Le conté a Manolo lo que me había dicho Petra.

– Ah, Juan no es malo -dijo-. No es capaz de matar una mosca. En realidá tampoco mató a Pepe Díaz, fue un infarto. No, estoy completamente seguro, Juan no te habría hecho daño.

Le miré de reojo.

– ¿Y entonces el navajón que lleva en las botas?

– Yo de eso no sé -respondió con una sonrisa-. Nunca he tenío que mirárselas por dentro.

Telefonía

Hasta ahora en El Valero nos hemos resistido al reclamo del teléfono móvil. Es cierto que su atractivo es limitado en cuanto que un móvil no funcionaría en el lugar donde vivimos, ya que estamos rodeados de montañas. Pero en cualquier caso me siento un poco incómodo con la tecnología telefónica; una vez perdí toda una mañana en casa de unos amigos tratando de hacer una llamada con el mando a distancia del televisor. También Ana es un poco ludita y, por ejemplo, no quiere saber nada de ordenadores. No hace mucho tiempo alguien le regaló una vieja máquina de escribir a bola IBM que es tan grande y tan pesada como una pequeña locomotora de tracción. Se quedó encantada con ella, a pesar de que salpica con pegotes de aceite de máquina de coser cualquier papel que se le ponga. «Éste es el futuro», anunció mientras metía trabajosamente el armatoste por la puerta.

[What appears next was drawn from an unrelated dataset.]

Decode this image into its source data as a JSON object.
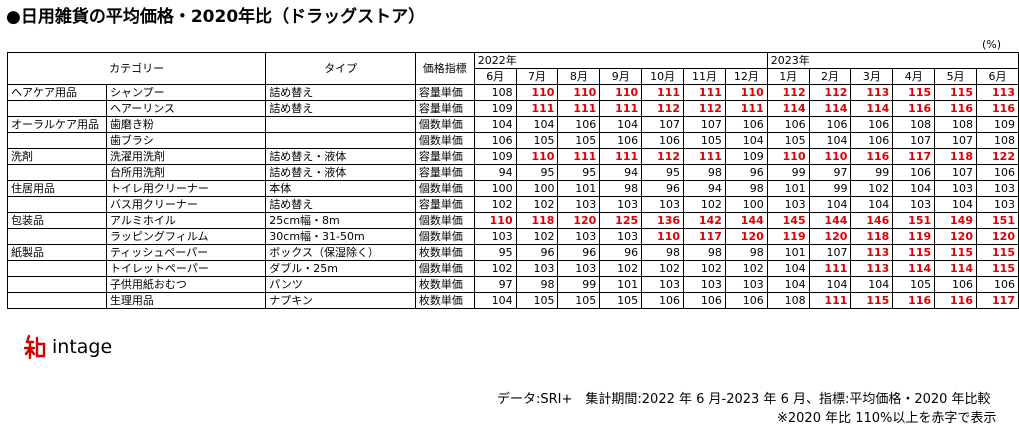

Durante muchos años no tuvimos ningún tipo de teléfono en El Valero. Escribíamos cartas a nuestros amigos y recibíamos cartas de ellos y, en las raras ocasiones en que había algo urgente, íbamos al locutorio de Tíjola. Una emprendedora familia del pueblo había invertido en un contador de llamadas. Esto les permitía ofrecer un servicio público y, con una multiplicación astronómica del precio ya de por sí ruinoso de Telefónica, obtener unos buenos beneficios. Sin embargo, por mucho que cobraran, el locutorio no era el lugar más indicado para hacer una llamada relajada. El teléfono y el contador estaban montados en la pared de la sala de estar familiar, entre un cuadro del Sagrado Corazón y un ramo de flores de plástico desteñidas. Estaba claro que cuando alguien venía a hacer una llamada estaba invadiendo la intimidad familiar.